The intuition that the $n^3$ operations will dominate over the $n^2$ data accesses only works for roughly square matrices.
The real measure should be some kind of surface area to volume.
The difference becomes important for very non-square matrices.

===Can it afford to copy?===
Copying the inputs allows the data to be arranged in a way that provides optimal access for the kernel functions,
but this comes at the cost of allocating temporary space, and an extra read and write of the inputs.

So the first question GEMM faces is, can it afford to copy the inputs?

If so,
- Put into block major format with good alignment
- Take advantage of user contributed kernels and cleanup
- Handle the transpose cases with the copy: make everything into TN (transpose - no-transpose)
- Deal with α in the copy

If not,
- Use the nocopy version
- Make no assumptions on the stride of matrix A and B in memory
- Handle all transpose cases explicitly
- No guarantee about alignment of data
- Support α specific code
- Run the risk of TLB issues, bad strides, etc.

The actual decision is made through a simple heuristic which checks for "skinny cases".

===Cache edge===
For 2nd Level Cache blocking a single cache edge parameter is used.
The high level choose an order to traverse the blocks: ijk, jik, ikj, jki, kij, kji.
These need not be the same order as the product is done within a block.

Typically chosen orders are ijk or jik.
For jik the ideal situation would be to copy A and the NB wide panel of B.
For ijk swap the role of A and B.

Choosing the bigger of M or N for the outer loop reduces the footprint of the copy.
But for large K ATLAS does not even allocate such a large amount of memory.
Instead it defines a parameter, Kp, to give best use of the L2 cache.
Panels are limited to Kp in length.
It first tries to allocate (in the jik case) $M\cdot p + NB\cdot Kp + NB\cdot NB$.
If that fails it tries $2\cdot Kp\cdot NB + NB\cdot NB$.
(If that fails it uses the no-copy version of GEMM, but this case is unlikely for reasonable choices of cache edge.)
Kp is a function of cache edge and NB.

==LAPACK==
When integrating the ATLAS BLAS with LAPACK an important consideration is the choice of blocking factor for LAPACK. If the ATLAS blocking factor is small enough the blocking factor of LAPACK could be set to match that of ATLAS.

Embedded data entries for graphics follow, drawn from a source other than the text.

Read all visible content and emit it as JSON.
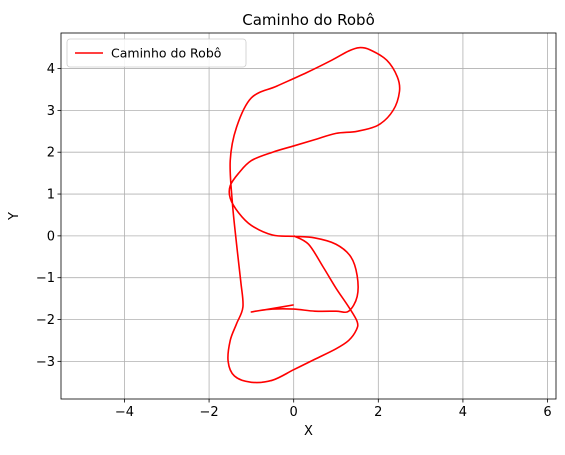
{
  "chart_data": {
    "type": "line",
    "title": "Caminho do Robô",
    "xlabel": "X",
    "ylabel": "Y",
    "xlim": [
      -5.5,
      6.2
    ],
    "ylim": [
      -3.9,
      4.85
    ],
    "grid": true,
    "legend_position": "top-left",
    "xticks": [
      -4,
      -2,
      0,
      2,
      4,
      6
    ],
    "yticks": [
      -3,
      -2,
      -1,
      0,
      1,
      2,
      3,
      4
    ],
    "xtick_labels": [
      "−4",
      "−2",
      "0",
      "2",
      "4",
      "6"
    ],
    "ytick_labels": [
      "−3",
      "−2",
      "−1",
      "0",
      "1",
      "2",
      "3",
      "4"
    ],
    "series": [
      {
        "name": "Caminho do Robô",
        "color": "#ff0000",
        "x": [
          0,
          0.35,
          0.7,
          1.0,
          1.3,
          1.5,
          1.48,
          1.3,
          1.0,
          0.5,
          0.0,
          -0.5,
          -1.0,
          -1.4,
          -1.55,
          -1.5,
          -1.35,
          -1.2,
          -1.25,
          -1.35,
          -1.45,
          -1.5,
          -1.35,
          -1.0,
          -0.4,
          0.3,
          0.9,
          1.3,
          1.55,
          1.8,
          2.2,
          2.45,
          2.5,
          2.35,
          2.0,
          1.5,
          1.0,
          0.5,
          0.0,
          -0.5,
          -1.0,
          -1.3,
          -1.5,
          -1.5,
          -1.3,
          -1.0,
          -0.5,
          0.0,
          0.5,
          1.0,
          1.35,
          1.5,
          1.5,
          1.3,
          1.0,
          0.5,
          0.0,
          -0.5,
          -0.9,
          -1.0,
          -0.9,
          -0.7,
          -0.4,
          0.0
        ],
        "y": [
          0.0,
          -0.2,
          -0.75,
          -1.25,
          -1.7,
          -2.05,
          -2.25,
          -2.5,
          -2.7,
          -2.95,
          -3.2,
          -3.45,
          -3.5,
          -3.35,
          -3.0,
          -2.5,
          -2.1,
          -1.7,
          -1.1,
          -0.2,
          0.8,
          1.8,
          2.6,
          3.3,
          3.58,
          3.9,
          4.2,
          4.42,
          4.5,
          4.45,
          4.2,
          3.8,
          3.45,
          3.0,
          2.65,
          2.5,
          2.45,
          2.3,
          2.15,
          2.0,
          1.8,
          1.5,
          1.2,
          0.9,
          0.55,
          0.25,
          0.02,
          -0.01,
          -0.05,
          -0.2,
          -0.5,
          -0.95,
          -1.45,
          -1.8,
          -1.8,
          -1.8,
          -1.75,
          -1.75,
          -1.8,
          -1.82,
          -1.8,
          -1.77,
          -1.72,
          -1.65
        ]
      }
    ]
  }
}
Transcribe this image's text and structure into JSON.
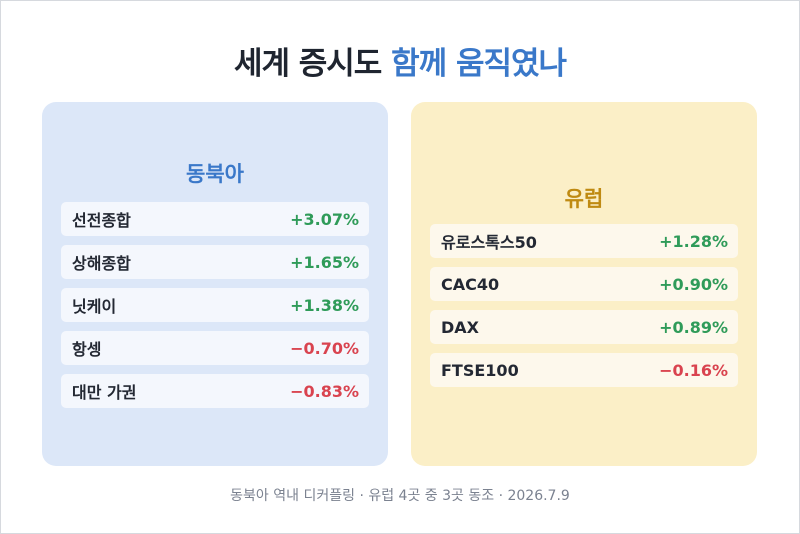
{
  "title": {
    "main": "세계 증시도",
    "accent": "함께 움직였나"
  },
  "colors": {
    "up": "#2f9b59",
    "down": "#d9434f",
    "asia_accent": "#3a78c9",
    "europe_accent": "#bf8a12"
  },
  "asia": {
    "title": "동북아",
    "rows": [
      {
        "name": "선전종합",
        "value": "+3.07%",
        "trend": "up"
      },
      {
        "name": "상해종합",
        "value": "+1.65%",
        "trend": "up"
      },
      {
        "name": "닛케이",
        "value": "+1.38%",
        "trend": "up"
      },
      {
        "name": "항셍",
        "value": "−0.70%",
        "trend": "down"
      },
      {
        "name": "대만 가권",
        "value": "−0.83%",
        "trend": "down"
      }
    ]
  },
  "europe": {
    "title": "유럽",
    "rows": [
      {
        "name": "유로스톡스50",
        "value": "+1.28%",
        "trend": "up"
      },
      {
        "name": "CAC40",
        "value": "+0.90%",
        "trend": "up"
      },
      {
        "name": "DAX",
        "value": "+0.89%",
        "trend": "up"
      },
      {
        "name": "FTSE100",
        "value": "−0.16%",
        "trend": "down"
      }
    ]
  },
  "footer": "동북아 역내 디커플링 · 유럽 4곳 중 3곳 동조 · 2026.7.9"
}
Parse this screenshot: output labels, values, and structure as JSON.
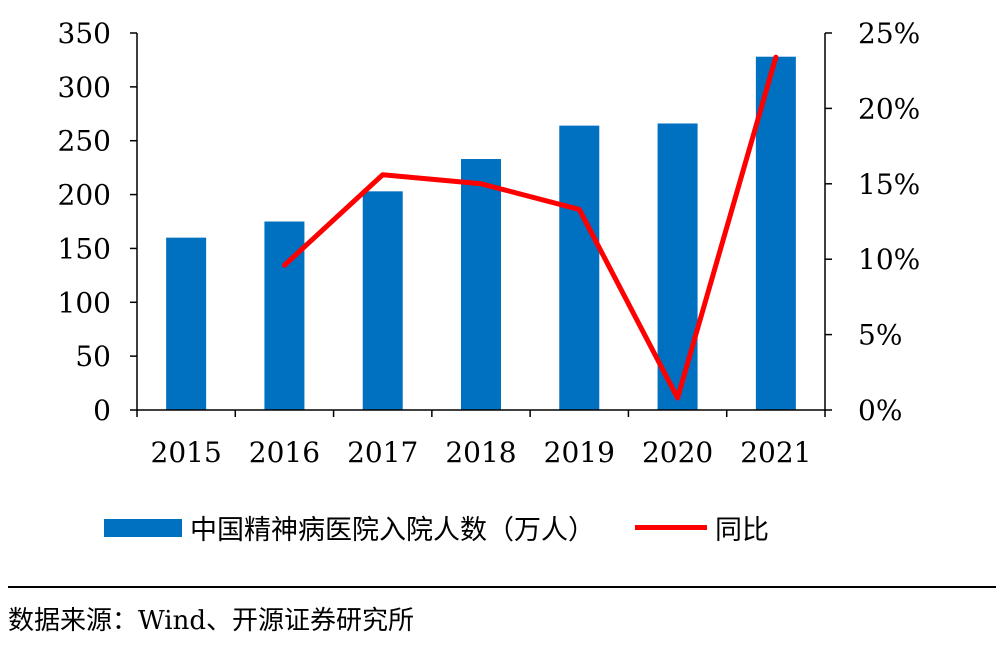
{
  "chart_data": {
    "type": "bar",
    "categories": [
      "2015",
      "2016",
      "2017",
      "2018",
      "2019",
      "2020",
      "2021"
    ],
    "series": [
      {
        "name": "中国精神病医院入院人数（万人）",
        "type": "bar",
        "axis": "left",
        "values": [
          160,
          175,
          203,
          233,
          264,
          266,
          328
        ]
      },
      {
        "name": "同比",
        "type": "line",
        "axis": "right",
        "values": [
          null,
          9.6,
          15.6,
          15.0,
          13.3,
          0.8,
          23.4
        ]
      }
    ],
    "y_left": {
      "min": 0,
      "max": 350,
      "ticks": [
        "0",
        "50",
        "100",
        "150",
        "200",
        "250",
        "300",
        "350"
      ]
    },
    "y_right": {
      "min": 0,
      "max": 25,
      "ticks": [
        "0%",
        "5%",
        "10%",
        "15%",
        "20%",
        "25%"
      ]
    },
    "colors": {
      "bar": "#0070C0",
      "line": "#FF0000"
    }
  },
  "legend": {
    "bar_label": "中国精神病医院入院人数（万人）",
    "line_label": "同比"
  },
  "source": "数据来源：Wind、开源证券研究所"
}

To take advantage of recursive factorization, ATLAS provides replacement routines for some LAPACK routines. These simply overwrite the corresponding LAPACK routines from Netlib.

==Need for installation==
Installing ATLAS on a particular platform is a challenging process which is typically done by a system vendor or a local expert and made available to a wider audience.

For many systems, architectural default parameters are available; these are essentially saved searches plus the results of hand tuning.
If the arch defaults work they will likely get 10–15% better performance than the install search. On such systems the installation process is greatly simplified.